En Mayenne, depuis le lancement de l’ASSOCIATION NATIONALE DES PRODUCTEURS DE LAIT INDEPENDANTS, Hervé Delogé se démène pour faire vivre l’Apli 53, non sans difficultés, notamment depuis l’assemblée générale, le 28 février 2012 à Commer (voir L'Apli 53, en AG, a adopté les statuts nationaux mais perdu son bureau - 3 mars 2012).

 

Après la démission de nombreux membres du bureau, il a constitué un bureau provisoire (lui-même président, Jean-Claude Aubry secrétaire, et Franck Courcelle trésorier).
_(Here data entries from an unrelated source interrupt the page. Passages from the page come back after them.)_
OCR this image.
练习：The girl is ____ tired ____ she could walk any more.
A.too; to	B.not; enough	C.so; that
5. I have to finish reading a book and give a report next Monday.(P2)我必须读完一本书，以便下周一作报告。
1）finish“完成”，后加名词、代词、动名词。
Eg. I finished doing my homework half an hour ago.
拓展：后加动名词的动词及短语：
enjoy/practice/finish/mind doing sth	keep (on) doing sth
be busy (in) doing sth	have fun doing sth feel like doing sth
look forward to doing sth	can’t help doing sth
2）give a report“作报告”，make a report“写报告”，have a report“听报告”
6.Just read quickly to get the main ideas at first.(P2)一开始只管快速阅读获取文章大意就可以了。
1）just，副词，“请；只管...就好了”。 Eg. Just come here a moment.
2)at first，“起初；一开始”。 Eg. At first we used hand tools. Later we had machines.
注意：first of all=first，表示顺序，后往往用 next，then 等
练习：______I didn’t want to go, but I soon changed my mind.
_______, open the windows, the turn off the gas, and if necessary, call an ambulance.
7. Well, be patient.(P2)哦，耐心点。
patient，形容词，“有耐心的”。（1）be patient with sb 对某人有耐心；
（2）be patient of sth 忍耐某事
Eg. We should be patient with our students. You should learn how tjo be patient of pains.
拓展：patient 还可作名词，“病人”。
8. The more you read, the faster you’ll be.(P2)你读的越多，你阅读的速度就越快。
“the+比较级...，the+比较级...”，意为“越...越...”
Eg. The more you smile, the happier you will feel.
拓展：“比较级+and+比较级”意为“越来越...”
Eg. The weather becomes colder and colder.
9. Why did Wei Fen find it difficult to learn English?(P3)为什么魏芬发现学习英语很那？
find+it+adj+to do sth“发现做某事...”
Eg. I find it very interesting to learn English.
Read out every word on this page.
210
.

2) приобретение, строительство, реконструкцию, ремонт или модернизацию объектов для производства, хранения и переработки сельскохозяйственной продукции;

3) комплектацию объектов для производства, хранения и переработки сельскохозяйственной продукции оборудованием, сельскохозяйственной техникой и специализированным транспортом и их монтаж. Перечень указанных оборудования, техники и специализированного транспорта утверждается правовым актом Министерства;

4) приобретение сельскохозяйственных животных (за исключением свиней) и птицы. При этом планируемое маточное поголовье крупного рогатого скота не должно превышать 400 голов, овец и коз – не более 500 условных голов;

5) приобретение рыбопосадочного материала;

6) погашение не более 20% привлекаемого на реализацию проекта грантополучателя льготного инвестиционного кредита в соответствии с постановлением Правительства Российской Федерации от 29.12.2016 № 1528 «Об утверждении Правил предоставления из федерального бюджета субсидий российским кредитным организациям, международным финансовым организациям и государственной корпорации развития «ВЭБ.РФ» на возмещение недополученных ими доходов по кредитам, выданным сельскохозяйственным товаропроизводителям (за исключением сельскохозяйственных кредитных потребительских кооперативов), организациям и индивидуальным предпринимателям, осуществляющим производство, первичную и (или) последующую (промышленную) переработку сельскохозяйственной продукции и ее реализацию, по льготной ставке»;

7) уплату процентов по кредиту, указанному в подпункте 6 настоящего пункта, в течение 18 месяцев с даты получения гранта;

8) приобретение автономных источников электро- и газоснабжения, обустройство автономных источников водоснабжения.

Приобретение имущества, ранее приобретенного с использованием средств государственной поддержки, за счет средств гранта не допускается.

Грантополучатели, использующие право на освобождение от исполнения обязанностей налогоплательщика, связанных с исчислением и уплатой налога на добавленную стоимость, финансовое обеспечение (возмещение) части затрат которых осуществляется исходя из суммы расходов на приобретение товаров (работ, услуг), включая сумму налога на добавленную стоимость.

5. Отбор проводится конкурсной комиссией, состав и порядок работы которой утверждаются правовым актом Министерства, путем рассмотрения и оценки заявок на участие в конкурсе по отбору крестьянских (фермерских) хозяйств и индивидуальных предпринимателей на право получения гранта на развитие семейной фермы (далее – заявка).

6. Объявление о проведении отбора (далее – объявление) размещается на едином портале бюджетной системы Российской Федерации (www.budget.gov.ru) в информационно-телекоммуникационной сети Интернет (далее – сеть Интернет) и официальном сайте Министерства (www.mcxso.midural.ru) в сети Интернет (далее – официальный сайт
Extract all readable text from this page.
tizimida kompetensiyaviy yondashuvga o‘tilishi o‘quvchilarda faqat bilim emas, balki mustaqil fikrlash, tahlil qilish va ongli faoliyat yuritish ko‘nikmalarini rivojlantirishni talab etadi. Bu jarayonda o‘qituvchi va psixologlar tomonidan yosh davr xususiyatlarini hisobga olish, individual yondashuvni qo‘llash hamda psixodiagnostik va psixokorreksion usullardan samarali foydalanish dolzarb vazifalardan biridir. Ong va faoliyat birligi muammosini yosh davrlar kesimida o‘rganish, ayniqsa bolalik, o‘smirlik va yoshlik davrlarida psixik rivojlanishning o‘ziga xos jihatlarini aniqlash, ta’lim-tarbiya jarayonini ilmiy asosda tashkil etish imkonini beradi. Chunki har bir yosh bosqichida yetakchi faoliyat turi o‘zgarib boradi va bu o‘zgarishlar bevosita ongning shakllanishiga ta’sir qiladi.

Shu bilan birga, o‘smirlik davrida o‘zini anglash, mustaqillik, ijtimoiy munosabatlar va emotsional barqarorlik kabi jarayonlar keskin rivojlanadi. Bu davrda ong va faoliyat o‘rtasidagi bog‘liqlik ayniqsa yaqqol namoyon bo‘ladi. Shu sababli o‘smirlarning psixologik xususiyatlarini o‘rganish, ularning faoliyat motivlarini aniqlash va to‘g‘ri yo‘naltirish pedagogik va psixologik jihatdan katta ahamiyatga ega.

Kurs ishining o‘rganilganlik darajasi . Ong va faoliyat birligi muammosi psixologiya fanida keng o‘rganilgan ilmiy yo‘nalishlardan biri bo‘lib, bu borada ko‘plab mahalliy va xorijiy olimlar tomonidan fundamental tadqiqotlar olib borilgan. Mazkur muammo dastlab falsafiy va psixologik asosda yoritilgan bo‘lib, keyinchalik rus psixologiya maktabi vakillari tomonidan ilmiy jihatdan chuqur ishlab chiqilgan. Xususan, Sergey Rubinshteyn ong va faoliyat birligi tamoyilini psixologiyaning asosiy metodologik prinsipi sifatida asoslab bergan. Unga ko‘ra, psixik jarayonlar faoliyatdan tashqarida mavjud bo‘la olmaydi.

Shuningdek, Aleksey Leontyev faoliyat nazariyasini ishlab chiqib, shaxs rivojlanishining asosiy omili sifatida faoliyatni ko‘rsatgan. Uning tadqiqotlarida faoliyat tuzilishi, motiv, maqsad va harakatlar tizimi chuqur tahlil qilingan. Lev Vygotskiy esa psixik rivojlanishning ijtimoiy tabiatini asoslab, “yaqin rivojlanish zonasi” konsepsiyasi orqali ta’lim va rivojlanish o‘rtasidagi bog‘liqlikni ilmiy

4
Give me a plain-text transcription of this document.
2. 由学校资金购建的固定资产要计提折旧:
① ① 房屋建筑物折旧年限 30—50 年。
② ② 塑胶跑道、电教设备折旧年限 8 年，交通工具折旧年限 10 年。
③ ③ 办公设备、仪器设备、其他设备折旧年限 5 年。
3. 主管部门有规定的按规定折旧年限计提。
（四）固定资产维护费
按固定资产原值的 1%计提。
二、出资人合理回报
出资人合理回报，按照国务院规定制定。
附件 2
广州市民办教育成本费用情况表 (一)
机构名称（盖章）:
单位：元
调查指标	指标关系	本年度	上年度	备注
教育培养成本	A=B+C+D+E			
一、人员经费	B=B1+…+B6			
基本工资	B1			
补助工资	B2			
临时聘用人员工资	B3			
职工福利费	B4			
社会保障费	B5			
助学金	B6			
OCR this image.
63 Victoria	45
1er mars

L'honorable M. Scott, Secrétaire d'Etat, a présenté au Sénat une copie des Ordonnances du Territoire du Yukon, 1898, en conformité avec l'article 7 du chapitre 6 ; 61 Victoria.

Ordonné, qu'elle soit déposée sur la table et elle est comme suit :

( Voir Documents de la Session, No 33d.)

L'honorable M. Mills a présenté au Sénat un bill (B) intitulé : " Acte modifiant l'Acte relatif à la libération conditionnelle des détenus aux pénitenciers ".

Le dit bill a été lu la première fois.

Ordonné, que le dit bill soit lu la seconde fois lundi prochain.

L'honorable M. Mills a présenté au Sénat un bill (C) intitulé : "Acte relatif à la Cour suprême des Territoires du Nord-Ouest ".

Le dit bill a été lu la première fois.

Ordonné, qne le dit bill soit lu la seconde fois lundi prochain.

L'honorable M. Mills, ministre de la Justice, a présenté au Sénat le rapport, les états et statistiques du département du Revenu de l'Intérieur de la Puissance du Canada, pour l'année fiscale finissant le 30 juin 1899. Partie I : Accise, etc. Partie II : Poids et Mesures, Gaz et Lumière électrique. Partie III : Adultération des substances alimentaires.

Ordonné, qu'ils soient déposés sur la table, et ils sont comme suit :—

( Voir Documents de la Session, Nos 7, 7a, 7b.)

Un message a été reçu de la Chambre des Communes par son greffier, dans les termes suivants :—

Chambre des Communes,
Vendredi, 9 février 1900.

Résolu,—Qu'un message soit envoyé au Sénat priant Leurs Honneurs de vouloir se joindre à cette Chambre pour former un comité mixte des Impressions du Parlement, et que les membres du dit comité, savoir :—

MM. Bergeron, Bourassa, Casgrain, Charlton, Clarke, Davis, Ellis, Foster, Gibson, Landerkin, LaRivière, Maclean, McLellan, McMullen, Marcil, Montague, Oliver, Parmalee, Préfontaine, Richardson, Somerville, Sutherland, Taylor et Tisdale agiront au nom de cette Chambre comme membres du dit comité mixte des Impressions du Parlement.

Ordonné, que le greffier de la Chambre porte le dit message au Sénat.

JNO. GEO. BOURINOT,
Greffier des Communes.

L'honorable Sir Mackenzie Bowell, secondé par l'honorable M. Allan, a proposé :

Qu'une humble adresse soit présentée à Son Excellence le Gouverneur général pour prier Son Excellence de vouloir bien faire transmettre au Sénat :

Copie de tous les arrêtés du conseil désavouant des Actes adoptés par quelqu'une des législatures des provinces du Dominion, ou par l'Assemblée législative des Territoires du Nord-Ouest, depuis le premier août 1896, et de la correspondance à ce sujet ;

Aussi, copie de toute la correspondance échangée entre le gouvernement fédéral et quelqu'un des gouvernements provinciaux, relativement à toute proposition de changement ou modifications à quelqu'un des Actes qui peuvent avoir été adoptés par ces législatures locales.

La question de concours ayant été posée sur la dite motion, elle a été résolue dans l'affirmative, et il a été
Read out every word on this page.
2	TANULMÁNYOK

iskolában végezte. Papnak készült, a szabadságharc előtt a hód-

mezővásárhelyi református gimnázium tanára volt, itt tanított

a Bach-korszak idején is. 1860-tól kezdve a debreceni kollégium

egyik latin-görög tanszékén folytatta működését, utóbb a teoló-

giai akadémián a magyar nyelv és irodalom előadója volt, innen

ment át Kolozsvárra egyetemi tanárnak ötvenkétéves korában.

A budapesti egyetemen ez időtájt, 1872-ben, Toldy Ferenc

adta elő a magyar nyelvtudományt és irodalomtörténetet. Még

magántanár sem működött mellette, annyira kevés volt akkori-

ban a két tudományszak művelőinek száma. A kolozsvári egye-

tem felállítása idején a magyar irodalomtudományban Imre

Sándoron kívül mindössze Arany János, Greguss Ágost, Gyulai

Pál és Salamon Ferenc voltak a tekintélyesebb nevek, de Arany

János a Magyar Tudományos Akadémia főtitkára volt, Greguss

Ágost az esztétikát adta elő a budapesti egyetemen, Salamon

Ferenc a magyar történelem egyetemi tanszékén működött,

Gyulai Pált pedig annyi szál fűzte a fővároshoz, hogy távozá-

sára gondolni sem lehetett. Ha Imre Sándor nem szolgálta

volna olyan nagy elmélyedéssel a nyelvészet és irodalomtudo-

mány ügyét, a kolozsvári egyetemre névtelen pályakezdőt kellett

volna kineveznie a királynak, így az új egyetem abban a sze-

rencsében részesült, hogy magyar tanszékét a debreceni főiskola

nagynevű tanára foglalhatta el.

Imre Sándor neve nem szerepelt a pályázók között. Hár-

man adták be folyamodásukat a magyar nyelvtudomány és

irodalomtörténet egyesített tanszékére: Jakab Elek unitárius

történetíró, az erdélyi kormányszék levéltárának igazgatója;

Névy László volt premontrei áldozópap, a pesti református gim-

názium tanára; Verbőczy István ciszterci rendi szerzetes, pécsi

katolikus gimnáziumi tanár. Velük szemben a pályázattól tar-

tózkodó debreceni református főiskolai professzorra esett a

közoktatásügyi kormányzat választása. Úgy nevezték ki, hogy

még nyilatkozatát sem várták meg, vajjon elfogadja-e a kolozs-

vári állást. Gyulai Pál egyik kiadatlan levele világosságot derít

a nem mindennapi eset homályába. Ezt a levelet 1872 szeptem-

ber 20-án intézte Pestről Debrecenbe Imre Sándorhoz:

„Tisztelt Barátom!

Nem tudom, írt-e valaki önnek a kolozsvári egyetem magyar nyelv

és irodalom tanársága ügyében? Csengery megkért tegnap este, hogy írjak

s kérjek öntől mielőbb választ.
Puis il a décidé de relancer le mouvement en convoquant une nouvelle assemblée générale hier à Commer (voir Les producteurs de lait de l'APLI 53 (Hervé Delogé) en AG le 21 mai - 20 mai 2012. 

 

Dans la même salle des Lilas, une soixantaine de personnes étaient présentes, dont une dizaine de candidats au Conseil d’administration de l’association, en plus des trois membres du bureau provisoire. Tous élus à l’unanimité (ou presque) des 38 votants, ils se réuniront bientôt pour reconstituer un bureau. Le président provisoire avait atteint son objectif.

 

Cette AG avait aussi pour but de faire le point sur les diverses initiatives nationales de l’Apli, le plus souvent avec ses partenaires (Confédération paysanne et Organisation des producteurs de lait) dans le cadre de l’EMB (European Milk Board) au niveau européen.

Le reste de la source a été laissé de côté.